Originally Posted by ThePerfectHacker

This is a way to approach this problem.

Let $G$ be the group of all trasformations of the octahedron. In the other thread it was shown that $|G| = 48$ . And $X$ set of all colorings (even the possibly similar one).
Now put these symettries into conjugacy classes which can be found here. For each conjugacy class, say 90 degree rotation, find which elements in $X$ are fixed and how many of them. This number gets multipled by six since there are 90 degree rotations. And go through each class. After you done the hard part the rest follows by Burnside's lemma - be sure to look at the example with the cube in that link, it is very similar.

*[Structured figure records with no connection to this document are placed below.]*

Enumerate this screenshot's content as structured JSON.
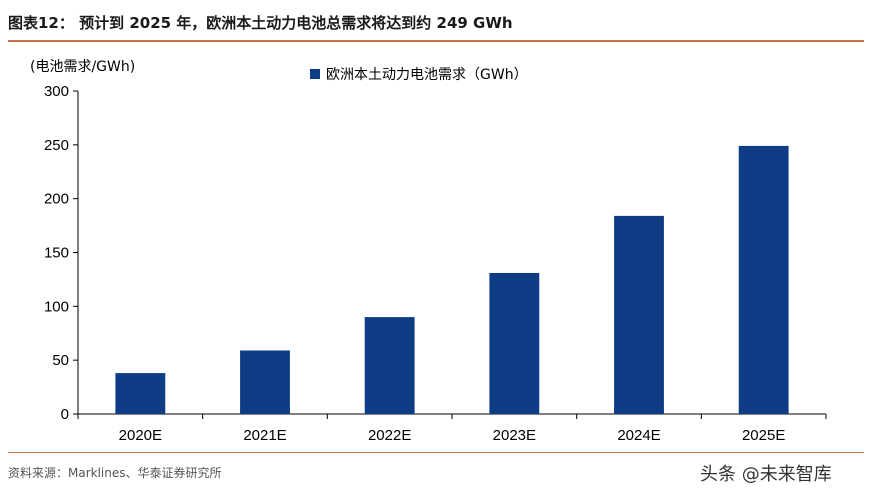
{
  "figure": {
    "title": "图表12：  预计到 2025 年，欧洲本土动力电池总需求将达到约 249 GWh",
    "source": "资料来源：Marklines、华泰证券研究所",
    "watermark": "头条 @未来智库"
  },
  "chart_data": {
    "type": "bar",
    "title": "",
    "xlabel": "",
    "ylabel": "(电池需求/GWh)",
    "categories": [
      "2020E",
      "2021E",
      "2022E",
      "2023E",
      "2024E",
      "2025E"
    ],
    "series": [
      {
        "name": "欧洲本土动力电池需求（GWh）",
        "values": [
          38,
          59,
          90,
          131,
          184,
          249
        ]
      }
    ],
    "ylim": [
      0,
      300
    ],
    "yticks": [
      0,
      50,
      100,
      150,
      200,
      250,
      300
    ],
    "grid": false,
    "legend_position": "top-center",
    "colors": {
      "bar": "#0e3d86",
      "axis": "#000000"
    }
  }
}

ok im not SO much confused anymore. ive made my own little octahedron and figured out the conjugacy classes:
- 1 identity
- 9 vertex rotations (90degrees)
- 6 edge rotations (180 degrees)
- 8 face rotations (4 of which are 120 degrees and 4 of which are 240 degrees)
i still dont know how to work out which and how many elements in $X$ are fixed. i understand burnside's lemma buttttt i dont know how many of the $3^8$ elements are unchanged in each conjugacy class...PLEASE HELP?!?!?!